I look at the opportunities, the things, the relationships I have, and I see the ways they don't meet my expectations. I complain. I wallow. I demand.
So before enforcing austerity measures, perhaps I need to reevaluate my own gifts and start seeing them as such. And in the meantime, I'm also on a quest to teach gratitude at my house. As Madame Blueberry learns, "A thankful heart is a happy heart..." So any suggestions you have for how to teach children to be thankful are more than welcome!!

I can completely relate to this! Lately, I have thought A LOT about gratefulness and enjoying our many current blessings. So often, I talk about things about our home that will be better when we get a bigger house, things that would be easier if we had more money, etc. And, I have been convicted about my attitude of thankfulness as I realize that A.J. will soon understand what I am saying and the attitude I say it with and will begin to "do as I do."
ReplyDeleteSo, you've got me thinking!
This plan will change and be tweaked, but when he is old enough (which won't be long), I want to do something around the dinner table each night (this will also challenge me to start cooking again!). Everyone can share something positive that happened to them that day or a blessing they received or whatever terminology works best, so "saying the blessing" can be a prayer of thanks for each of these things, led by a parent. OR, as they get used to this, I might have it BE the blessing--one adult start the prayer, thanking God for something from that day, circle the table and allow each child to thank God for their individual blessing, and have the second adult end the prayer thanking God for ALL of these blessings and others.

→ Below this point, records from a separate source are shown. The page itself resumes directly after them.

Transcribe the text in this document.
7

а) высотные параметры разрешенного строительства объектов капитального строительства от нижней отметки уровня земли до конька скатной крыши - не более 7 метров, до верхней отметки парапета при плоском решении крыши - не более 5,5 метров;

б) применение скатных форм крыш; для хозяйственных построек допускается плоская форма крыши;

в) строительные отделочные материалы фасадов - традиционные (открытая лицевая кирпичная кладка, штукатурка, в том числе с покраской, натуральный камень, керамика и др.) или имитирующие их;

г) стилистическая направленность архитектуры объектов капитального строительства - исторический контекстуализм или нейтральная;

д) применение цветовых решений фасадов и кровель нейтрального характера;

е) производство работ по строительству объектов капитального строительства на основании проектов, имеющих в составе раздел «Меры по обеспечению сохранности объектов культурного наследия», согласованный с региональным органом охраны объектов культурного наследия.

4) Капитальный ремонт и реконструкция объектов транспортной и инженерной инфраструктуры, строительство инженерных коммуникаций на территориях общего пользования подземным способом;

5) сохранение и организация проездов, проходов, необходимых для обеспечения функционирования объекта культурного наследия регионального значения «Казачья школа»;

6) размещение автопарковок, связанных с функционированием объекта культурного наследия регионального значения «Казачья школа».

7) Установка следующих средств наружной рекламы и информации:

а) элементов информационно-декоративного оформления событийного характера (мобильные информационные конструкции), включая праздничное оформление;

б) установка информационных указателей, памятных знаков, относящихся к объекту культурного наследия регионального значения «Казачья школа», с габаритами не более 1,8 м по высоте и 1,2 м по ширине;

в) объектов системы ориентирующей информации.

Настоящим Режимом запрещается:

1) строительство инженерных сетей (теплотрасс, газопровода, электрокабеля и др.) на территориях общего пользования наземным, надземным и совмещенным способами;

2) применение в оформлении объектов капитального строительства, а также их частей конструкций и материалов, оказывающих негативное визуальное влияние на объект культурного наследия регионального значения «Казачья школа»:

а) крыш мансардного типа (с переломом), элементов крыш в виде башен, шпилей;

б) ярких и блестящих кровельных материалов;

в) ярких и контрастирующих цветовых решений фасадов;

Then, we can talk about the individual things they wanted to thank God for in more detail during dinner.
Again, with kids, Plan B is important! So, I'm sure this won't go quite as perfectly as it does in my head ha, and there will most certainly be other versions that develop! But, we'll see. I'm at least going to give it a shot, and I'll let you know how it goes!
Love you! Thanks for challenging me and getting me thinking!
Thanks for the comment, Liss! I have started trying to ask the girls what their favorite part of the day was so that they will focus on something positive each night. Sometimes they have to think for a bit! :) Can't wait to hear how your plan goes--it sounds like a good one to me.